1000冊チャレンジ,  メモ

自分の中にあった市場価値コンプレックス

自分が嫉妬を抱く対象について考える機会が訪れた。それも妻との結婚記念日にデートをしつつ雑談を重ねていく中で、ふとこの話題にいきついたのがきっかけだった。よりにもよってご飯がまずくなるような話題だけれども、妻は携帯をいじったり体操をしたりしつつ自分の内観発表会に耳を傾けてくれた。あざやかなマルチタスクにマイワイフを誇らしく思った。

話を戻し、自分が嫉妬を抱く対象ひとつひとつ並べて共通点を探っていくと、そこには二つの要素が見えてきた。一つ目は自分とどこか近しいと感じる相手ということ。自分との共通点が見いだせない相手には、自分に持っていないものをいくら持っている対象だとしても一切嫉妬を抱かない。歴史上の偉人とかには嫉妬すらできない。自分と比べるスケールが働かないのだと思う。

そして今回言語化できたことで収穫だったもう一つの嫉妬要素は、市場価値(のあるクリエイター)だ。要は売れているか否かという基準。

かつて自分が、この環境ではもう何もできないと判断し逃亡した小学館から作品を出版しバリバリ売れている同年代の漫画家には強く嫉妬する。あとは友人、知人が作っているプロダクトや作品が評価され売れている様子を見ていると、心では祝いたい半面嫉妬の炎が燃え上がる。この炎は悔しさから多少のエネルギーにはなりつつも、低温やけどのようにじわじわと行き場のない劣等感を与えてくるので困ったものだなと感じていた。

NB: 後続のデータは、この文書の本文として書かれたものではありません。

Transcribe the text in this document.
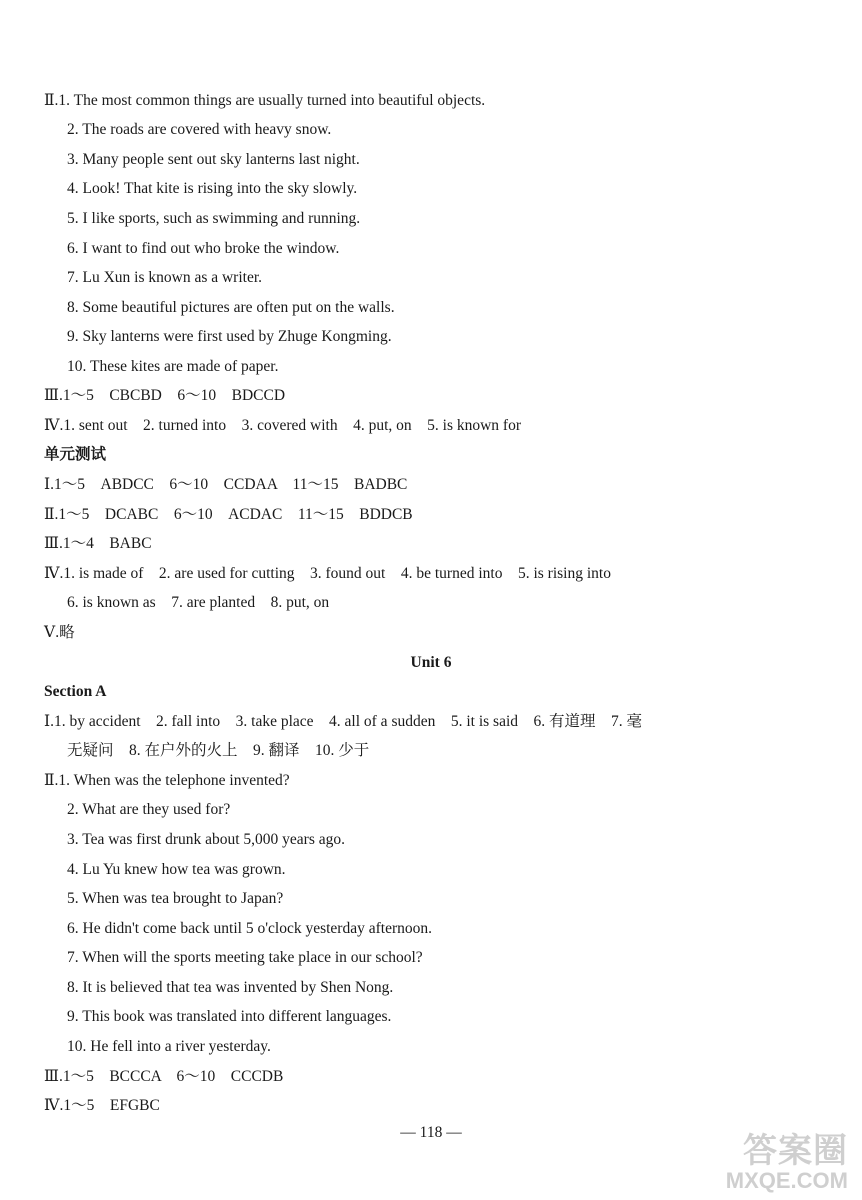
Ⅱ.1. The most common things are usually turned into beautiful objects.
2. The roads are covered with heavy snow.
3. Many people sent out sky lanterns last night.
4. Look! That kite is rising into the sky slowly.
5. I like sports, such as swimming and running.
6. I want to find out who broke the window.
7. Lu Xun is known as a writer.
8. Some beautiful pictures are often put on the walls.
9. Sky lanterns were first used by Zhuge Kongming.
10. These kites are made of paper.
Ⅲ.1～5　CBCBD　6～10　BDCCD
Ⅳ.1. sent out　2. turned into　3. covered with　4. put, on　5. is known for
单元测试
Ⅰ.1～5　ABDCC　6～10　CCDAA　11～15　BADBC
Ⅱ.1～5　DCABC　6～10　ACDAC　11～15　BDDCB
Ⅲ.1～4　BABC
Ⅳ.1. is made of　2. are used for cutting　3. found out　4. be turned into　5. is rising into
6. is known as　7. are planted　8. put, on
Ⅴ.略
Unit 6
Section A
Ⅰ.1. by accident　2. fall into　3. take place　4. all of a sudden　5. it is said　6. 有道理　7. 毫
无疑问　8. 在户外的火上　9. 翻译　10. 少于
Ⅱ.1. When was the telephone invented?
2. What are they used for?
3. Tea was first drunk about 5,000 years ago.
4. Lu Yu knew how tea was grown.
5. When was tea brought to Japan?
6. He didn't come back until 5 o'clock yesterday afternoon.
7. When will the sports meeting take place in our school?
8. It is believed that tea was invented by Shen Nong.
9. This book was translated into different languages.
10. He fell into a river yesterday.
Ⅲ.1～5　BCCCA　6～10　CCCDB
Ⅳ.1～5　EFGBC
— 118 —	答案圈
MXQE.COM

市場価値に嫉妬するという反応は端的にいってダサいと思う。でも20歳直前で編集者がついたという体験に浮かれて大学を辞めたものの、今日まで11年間売れなかった男のリアルな体感なのでそこは仕方がない。自分にできることは今まで通り市場価値がつくように励むこともあるのだが、市場価値よりも価値のある別の物差しや価値観を信仰することこそ重要なのではと感じている。

それは実のところ最近少しずつ始まっていた。現在2024年の夏までに1000冊漫画を売らないと求職活動をするというプレッシャーを自分自身にかけてみたところ、いきついたのはこの際もはや自分が本当に描きたいもの、面白いと思うものを描こうという結論だった。

この、自分が本当に面白いと思うモノこそが是。という価値観が市場価値中心という無意識的な思い込みを上書きする新しい基準になりつつある。

自分が面白いと思うモノは自分が食えていけるほどには市場価値を持つはず。いやむしろ、持たせてみせる、という気概である。市場価値よりも自分の面白いが先立っている。それを信じている状態といえるかも。

市場価値というあまりに不確かな基準で漫画を作るのは苦しい。何が売れるか?という問いである。これは編集者に任せてしまった方がいいのかもしれない。11年間売れる漫画を器用に作れなかった自分のような作り手は特に、自分が感じている面白いという感覚、熱量をどうにかして伝えたい、という基本中の基本を見失っているのかも。

問いの立て方としては、考え方や見え方を変えてしまうきっかけのような作品にしたい。その方法とはなにか?という問いに向き合った方が、売れたいという囚われから解放されたイノセントな作品が作れるはず。そういうものに自分は心奪われてきたはずである。

最後に、長々と書き綴った創作メモにつきあってくれた貴重な読み手さんにはすべての本音を伝えて(投げつけて)終わりたい。とはいえ自分は売れたい!海外でも売れたい!あとモテモテになりたい!少なくとも千冊は絶対に売れたい(宣伝)。